In the final section of William Faulkner's the sound and fury , we see a clear and more focused view coming from the Compson's servant Dilsey. Dilsey is the one character that brings a proper balance of the past and the present. I believe this is due to the fact that she has been with the Compson family for so long. She also different from the Compson's for she fully embraces the qualities of love and familial duties. Dilsey doesn't judge others for their actions and she doesn't hold the old "southern views " the Compson family has.

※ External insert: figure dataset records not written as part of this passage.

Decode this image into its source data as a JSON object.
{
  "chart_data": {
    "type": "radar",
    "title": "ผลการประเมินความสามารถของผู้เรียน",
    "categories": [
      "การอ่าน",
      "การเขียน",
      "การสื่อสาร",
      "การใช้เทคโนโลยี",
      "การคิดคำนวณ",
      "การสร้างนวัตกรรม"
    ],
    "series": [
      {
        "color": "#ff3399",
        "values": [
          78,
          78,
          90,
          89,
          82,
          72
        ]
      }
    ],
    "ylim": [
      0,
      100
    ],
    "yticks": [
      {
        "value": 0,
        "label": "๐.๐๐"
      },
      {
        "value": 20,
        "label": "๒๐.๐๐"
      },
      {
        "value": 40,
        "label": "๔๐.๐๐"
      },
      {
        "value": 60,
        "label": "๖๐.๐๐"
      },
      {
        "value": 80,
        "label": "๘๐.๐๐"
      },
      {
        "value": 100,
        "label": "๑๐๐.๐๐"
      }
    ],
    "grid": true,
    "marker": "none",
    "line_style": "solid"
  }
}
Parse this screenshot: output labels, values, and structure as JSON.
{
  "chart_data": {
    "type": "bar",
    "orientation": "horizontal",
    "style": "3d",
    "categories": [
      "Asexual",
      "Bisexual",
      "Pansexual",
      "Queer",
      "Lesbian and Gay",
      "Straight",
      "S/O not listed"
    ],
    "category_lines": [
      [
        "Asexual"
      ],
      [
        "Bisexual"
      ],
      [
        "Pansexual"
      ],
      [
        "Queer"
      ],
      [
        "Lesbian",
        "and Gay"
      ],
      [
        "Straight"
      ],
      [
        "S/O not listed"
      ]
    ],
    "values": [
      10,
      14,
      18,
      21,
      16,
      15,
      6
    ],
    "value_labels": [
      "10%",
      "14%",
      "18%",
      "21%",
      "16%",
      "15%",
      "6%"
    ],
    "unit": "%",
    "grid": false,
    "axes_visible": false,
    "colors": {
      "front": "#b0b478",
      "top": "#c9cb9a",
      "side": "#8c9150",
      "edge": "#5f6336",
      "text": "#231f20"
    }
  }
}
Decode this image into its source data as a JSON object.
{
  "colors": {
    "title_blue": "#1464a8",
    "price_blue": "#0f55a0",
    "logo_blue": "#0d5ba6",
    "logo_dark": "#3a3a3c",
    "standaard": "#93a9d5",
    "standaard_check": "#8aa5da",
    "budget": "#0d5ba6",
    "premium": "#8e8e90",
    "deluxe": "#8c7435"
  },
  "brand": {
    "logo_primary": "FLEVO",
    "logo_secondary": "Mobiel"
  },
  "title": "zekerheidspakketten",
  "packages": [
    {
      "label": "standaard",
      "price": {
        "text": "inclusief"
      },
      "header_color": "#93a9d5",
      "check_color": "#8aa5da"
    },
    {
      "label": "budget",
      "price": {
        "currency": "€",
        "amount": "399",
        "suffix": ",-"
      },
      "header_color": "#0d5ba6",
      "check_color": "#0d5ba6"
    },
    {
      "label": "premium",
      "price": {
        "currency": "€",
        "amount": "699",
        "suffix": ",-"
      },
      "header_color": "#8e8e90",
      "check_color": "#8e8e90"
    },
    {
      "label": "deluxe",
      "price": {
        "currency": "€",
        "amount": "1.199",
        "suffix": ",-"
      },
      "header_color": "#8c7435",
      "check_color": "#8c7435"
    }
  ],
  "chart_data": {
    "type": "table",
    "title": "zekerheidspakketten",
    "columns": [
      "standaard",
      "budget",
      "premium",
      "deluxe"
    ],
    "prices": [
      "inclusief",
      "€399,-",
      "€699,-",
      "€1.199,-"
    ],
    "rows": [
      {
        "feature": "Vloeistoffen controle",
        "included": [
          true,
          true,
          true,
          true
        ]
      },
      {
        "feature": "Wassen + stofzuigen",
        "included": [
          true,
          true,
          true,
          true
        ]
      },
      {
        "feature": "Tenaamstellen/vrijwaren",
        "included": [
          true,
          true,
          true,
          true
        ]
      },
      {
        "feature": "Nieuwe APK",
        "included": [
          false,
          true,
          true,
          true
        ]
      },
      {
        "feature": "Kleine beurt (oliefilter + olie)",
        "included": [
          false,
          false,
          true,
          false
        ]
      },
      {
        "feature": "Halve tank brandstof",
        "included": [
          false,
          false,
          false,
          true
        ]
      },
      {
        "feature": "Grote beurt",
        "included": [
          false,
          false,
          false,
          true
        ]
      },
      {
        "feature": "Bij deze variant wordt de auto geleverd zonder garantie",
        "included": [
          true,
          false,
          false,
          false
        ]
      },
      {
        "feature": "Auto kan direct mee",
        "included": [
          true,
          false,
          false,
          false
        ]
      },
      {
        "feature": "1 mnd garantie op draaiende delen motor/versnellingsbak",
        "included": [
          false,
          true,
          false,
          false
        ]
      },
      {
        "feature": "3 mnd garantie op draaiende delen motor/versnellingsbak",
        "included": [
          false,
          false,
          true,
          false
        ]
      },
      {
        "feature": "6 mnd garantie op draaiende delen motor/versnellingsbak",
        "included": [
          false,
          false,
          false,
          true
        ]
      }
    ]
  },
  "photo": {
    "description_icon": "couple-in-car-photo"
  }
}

Faulkner sets up his novel so that it ends in this way because he wants to finally set the main message of his novel : "Old Southern Views are not okay, and even at the smallest unit of society, the family, we can see the wrongness in this society." Different from all the characters, Dilsey has a more optimistic view on society, she is the only true sign of hope for the Compson family. Her section is told on Easter Sunday and the house is chaotic on this particular day, and she is the only one who brings order to the house, and unlike characters like Jason. She believes in positive ideas and she even has a strong believe in God.
Macbeth's quotation—"[life] is a tale told by an idiot, signifying nothing," represents a view that there is no purpose to life. Most religious people in that southern society believed that their was a higher purpose to life, and this quotation dismisses that notation. This relates to Faulkner's novel that is told four times in the fact that people in that Southern wouldn't really take what Benjy, an idiot says , to signify anything and by the time we get to Dilsey's section we see, contrary to this Macbeth quote. The book symbolizes how societal views affect the family as a unit and can even cause families to become dysfunctional, such as the Compson family is.